When the coach subbed him out for rest, he chose to ride the stationary bike instead of sit on the bench. He was building up for something, which was apparent in the way he stared at the players in active play while riding the bike. Once back on the floor, the atmosphere shifted. Suddenly, he returned to form - the form that had become his signature in the league, the form that produced one highlight reel after the next as he captivated the world with his game-changing style. Muscle memory kicked in and his body followed suit. He uncorked an offensive display that brought the arena to its knees. Even the opposing team's fans could be literally heard "oooohing and ahhhhing." He was back in a gritty show of resilience, putting his team on his back and willing them to victory.

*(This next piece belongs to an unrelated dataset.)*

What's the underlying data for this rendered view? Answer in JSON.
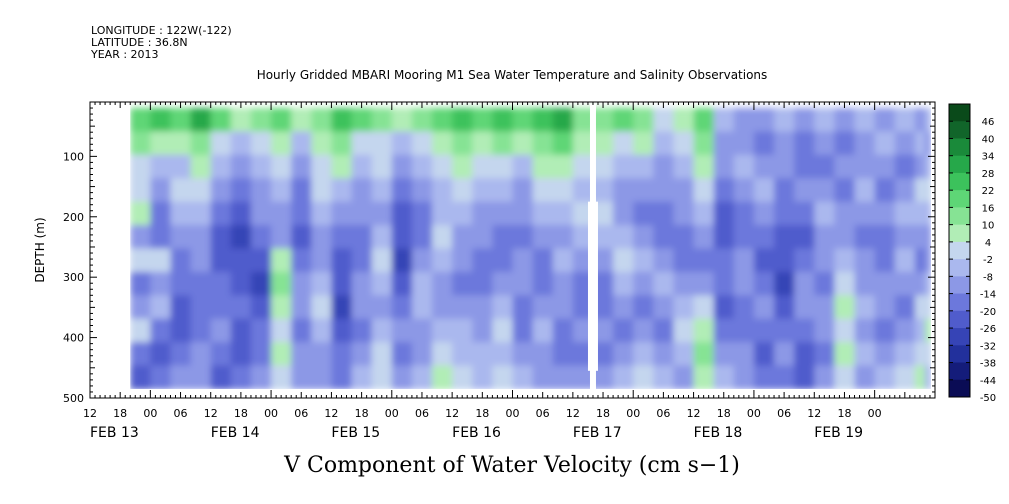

One could only imagine how, at that moment, he might have come face to face with his history of recurring injury and how that experience had made it possible for him to know that he could bounce forward this time and show his full potential. It was glorious! As I watched him put on dizzying dribbling, shooting, and passing sequences that destroyed the defense time and time again, I saw the belief in his eyes. He was not going to let this game slip away. At that moment I whispered, "He believes."
When the final buzzer sounded, teammates rushed to him, patted him on the back, rubbed his head, and gave jubilant hi-fives in a great expression of joy that their leader had made it back just in time to save the day. Reporters and color commentators alike heaped praise upon him in terms only reserved for the greats. Not only had he overcome, but he also created an indelible moment in basketball history that set him apart from his peers in a league that was supposed to be out of his league.
It was then that I realized, no matter my history of personal struggle with food and weight, I still have the choice to believe in myself. Difficulty, although exasperating at times, does not negate choice. I could still choose the thing that could help me to overcome. I could believe in myself and then put in the work to achieve what might seem impossible.
The journey is ongoing, but I have won the battle because I have chosen to believe that I can do what once seemed out of reach. I have chosen to say "no" to the desire to eat and "yes" to the need to eat. "No" to a sedentary lifestyle, and "yes" to 30 minutes of walking every day, whether it's on the treadmill, the trail, or the track. I have chosen to expect holistic healing by putting in the work to rectify all the dysfunctional levels and layers that served to maintain my struggle with food and weight. I have done and am still doing this because I believe I am worth it.
Do you believe?
I am a healing artist, and I believe it is my mission to help other moms like me become masterful life synthesizers and empowered agents through the healing arts.